As a hundred poem sequence, Philpott's Are We Not Drawn exemplifies one of the things that poetry outside the mainstream can do, which is to be adventurous and exploratory in its focus on language and process. Avoiding any sense of triviality or easy emotion, Philpott holds resolutely to avant-garde impulses whereby an inner, decentred voice is the best means to a rich but fractured relationship between subtext and meaning, composition and poetics, abstraction and nature.

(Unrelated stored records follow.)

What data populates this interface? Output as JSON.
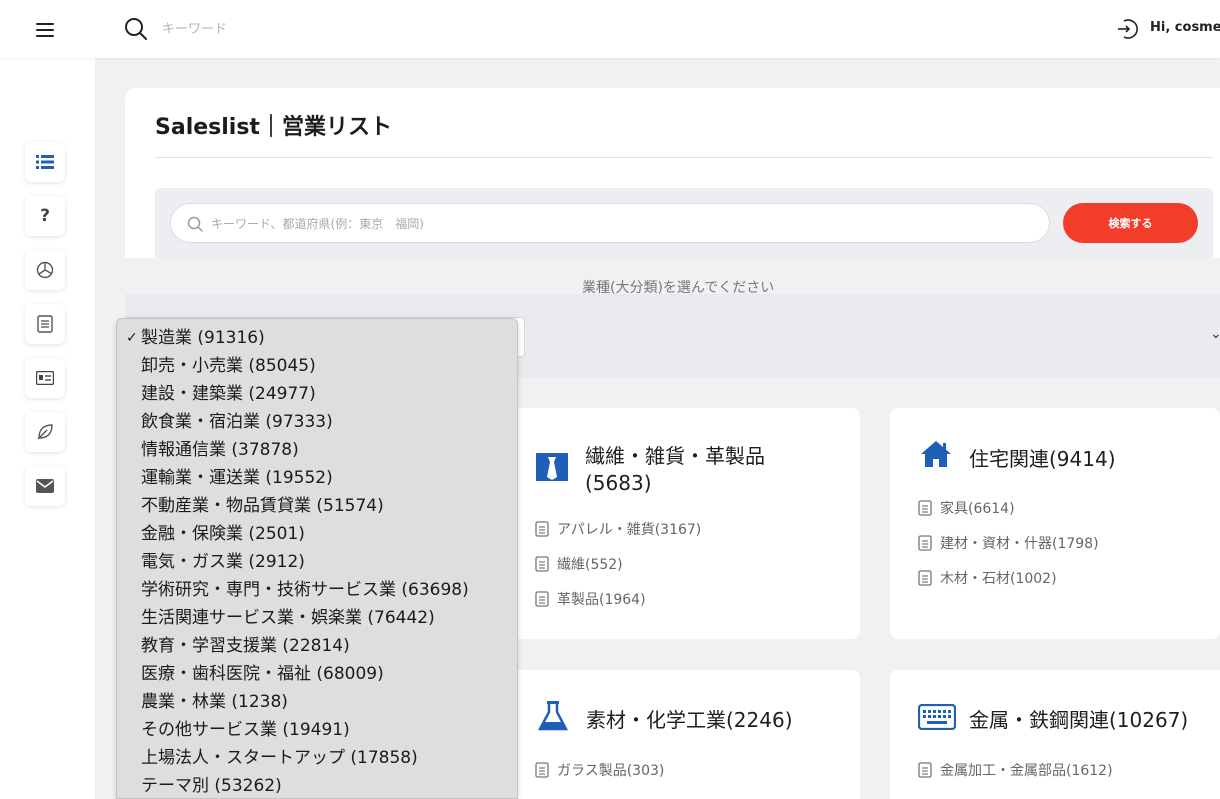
{
  "topbar": {
    "search_placeholder": "キーワード",
    "greeting": "Hi,  cosmex"
  },
  "page": {
    "title": "Saleslist｜営業リスト",
    "search_placeholder": "キーワード、都道府県(例：東京　福岡)",
    "search_button": "検索する",
    "industry_prompt": "業種(大分類)を選んでください"
  },
  "dropdown": {
    "selected_index": 0,
    "options": [
      "製造業 (91316)",
      "卸売・小売業 (85045)",
      "建設・建築業 (24977)",
      "飲食業・宿泊業 (97333)",
      "情報通信業 (37878)",
      "運輸業・運送業 (19552)",
      "不動産業・物品賃貸業 (51574)",
      "金融・保険業 (2501)",
      "電気・ガス業 (2912)",
      "学術研究・専門・技術サービス業 (63698)",
      "生活関連サービス業・娯楽業 (76442)",
      "教育・学習支援業 (22814)",
      "医療・歯科医院・福祉 (68009)",
      "農業・林業 (1238)",
      "その他サービス業 (19491)",
      "上場法人・スタートアップ (17858)",
      "テーマ別 (53262)"
    ]
  },
  "categories": [
    {
      "icon": "tie-icon",
      "title_line1": "繊維・雑貨・革製品",
      "title_line2": "(5683)",
      "items": [
        "アパレル・雑貨(3167)",
        "繊維(552)",
        "革製品(1964)"
      ]
    },
    {
      "icon": "home-icon",
      "title": "住宅関連(9414)",
      "items": [
        "家具(6614)",
        "建材・資材・什器(1798)",
        "木材・石材(1002)"
      ]
    },
    {
      "icon": "flask-icon",
      "title": "素材・化学工業(2246)",
      "items": [
        "ガラス製品(303)"
      ]
    },
    {
      "icon": "keyboard-icon",
      "title": "金属・鉄鋼関連(10267)",
      "items": [
        "金属加工・金属部品(1612)"
      ]
    }
  ],
  "colors": {
    "accent_red": "#f23d2b",
    "icon_blue": "#1f5fb8"
  }
}
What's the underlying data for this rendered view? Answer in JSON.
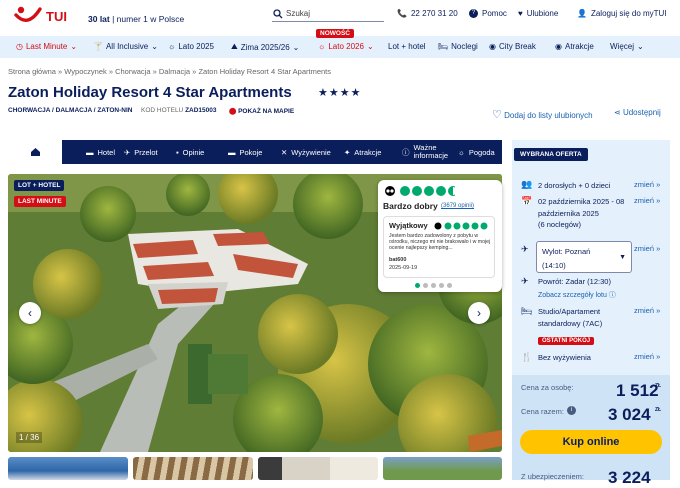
{
  "header": {
    "logo": "TUI",
    "tagline_bold": "30 lat",
    "tagline_rest": " | numer 1 w Polsce",
    "search_placeholder": "Szukaj",
    "phone": "22 270 31 20",
    "help": "Pomoc",
    "favorites": "Ulubione",
    "login": "Zaloguj się do myTUI"
  },
  "nav": {
    "items": [
      "Last Minute",
      "All Inclusive",
      "Lato 2025",
      "Zima 2025/26",
      "Lato 2026",
      "Lot + hotel",
      "Noclegi",
      "City Break",
      "Atrakcje",
      "Więcej"
    ],
    "new_badge": "NOWOŚĆ"
  },
  "breadcrumbs": "Strona główna » Wypoczynek » Chorwacja » Dalmacja » Zaton Holiday Resort 4 Star Apartments",
  "hotel": {
    "name": "Zaton Holiday Resort 4 Star Apartments",
    "stars": "★★★★",
    "location": "CHORWACJA / DALMACJA / ZATON-NIN",
    "code_label": "KOD HOTELU",
    "code": "ZAD15003",
    "map_link": "POKAŻ NA MAPIE",
    "add_fav": "Dodaj do listy ulubionych",
    "share": "Udostępnij"
  },
  "tabs": [
    "Hotel",
    "Przelot",
    "Opinie",
    "Pokoje",
    "Wyżywienie",
    "Atrakcje",
    "Ważne informacje",
    "Pogoda"
  ],
  "photo": {
    "badge1": "LOT + HOTEL",
    "badge2": "LAST MINUTE",
    "counter": "1 / 36"
  },
  "review": {
    "rating_label": "Bardzo dobry",
    "count": "(3679 opinii)",
    "headline": "Wyjątkowy",
    "text": "Jestem bardzo zadowolony z pobytu w ośrodku, niczego mi nie brakowało i w mojej ocenie najlepszy kemping...",
    "user": "bat600",
    "date": "2025-09-19"
  },
  "offer": {
    "tag": "WYBRANA OFERTA",
    "travelers": "2 dorosłych + 0 dzieci",
    "dates_line1": "02 października 2025 - 08",
    "dates_line2": "października 2025",
    "dates_line3": "(6 noclegów)",
    "departure_line1": "Wylot: Poznań",
    "departure_line2": "(14:10)",
    "return": "Powrót: Zadar (12:30)",
    "flight_details": "Zobacz szczegóły lotu",
    "room_line1": "Studio/Apartament",
    "room_line2": "standardowy (7AC)",
    "last_rooms": "OSTATNI POKÓJ",
    "board": "Bez wyżywienia",
    "change": "zmień »",
    "price_person_label": "Cena za osobę:",
    "price_person": "1 512",
    "price_total_label": "Cena razem:",
    "price_total": "3 024",
    "currency": "ZŁ",
    "buy": "Kup online",
    "insurance_label": "Z ubezpieczeniem:",
    "insurance_price": "3 224"
  },
  "colors": {
    "navy": "#0a1e5c",
    "red": "#d40e14",
    "light_blue": "#e4f0fb",
    "yellow": "#ffc300",
    "tripadvisor_green": "#00aa6c"
  }
}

Each word is studied obsessively for both its imagery and rightness of sound so that repeats, reversals and equivalences of line then form into a kind of constructivist mirror, full of mimicry, as in '70' where 'already losing the lines / after that many repetitions / faint & worn down / what has been worn / up? / a clear & ludicrous joke / lippetty loppetty usw'

Number 'H 68' is the only poem in the sequence where Philpott abandons his set procedure of the broken line 'to hold them still / like cats about to pounce or / the sea drawn back'. Demonstrating how such broken detail can be more compressed, the poem is still shot through with obvious theorising about language, perception and the process of writing itself:

                                   ... a game

     of stupid paradox, that contradicts itself

     and is therefore true, beautiful, and full

                                                                    of live intent

     & we ought to resist

                                      that consonantal chaff

     our language & our self

                                           strimmed out and stalled

In '43', the most Becket-like poem of the sequence, Philpott invites us to be party to his speaker's confused inner state. 'Who am I listening to? / who' becomes an allusion to the unravelling power and effect of estrangement:

     to who

                you can tell it's night

     just don't answer the questions

                                                       whose questions?

     who's question?

                               who is

     the question

                         bloody hell I want

     to stop

                I want

     who      

            who

     who

            wants

     to  

         who

As in many others of the sequence, the poem shows Philpott especially adept in capturing such bleakness, able to fruitfully probe the depths of human existential experience.  His own cover photograph of a stark distant sea on the beach at Minehead seems especially emblematic of a mournful, liminal, reflective but ever-changing space which Philpott summons in his poems.  In '29' we are told 'get ready to descend / on the beach / we all watch the sunset / all / we ever do', while in '22' we are reminded how 'this light / under the world / makes us see / how / briefly / we live'. This ability to achieve a constant yet conversely fragmented movement between the observed world and its representation, in other words, the way we actually mediate the components of everyday life, makes Are We Not Drawn a truly refreshing and remarkable reading experience.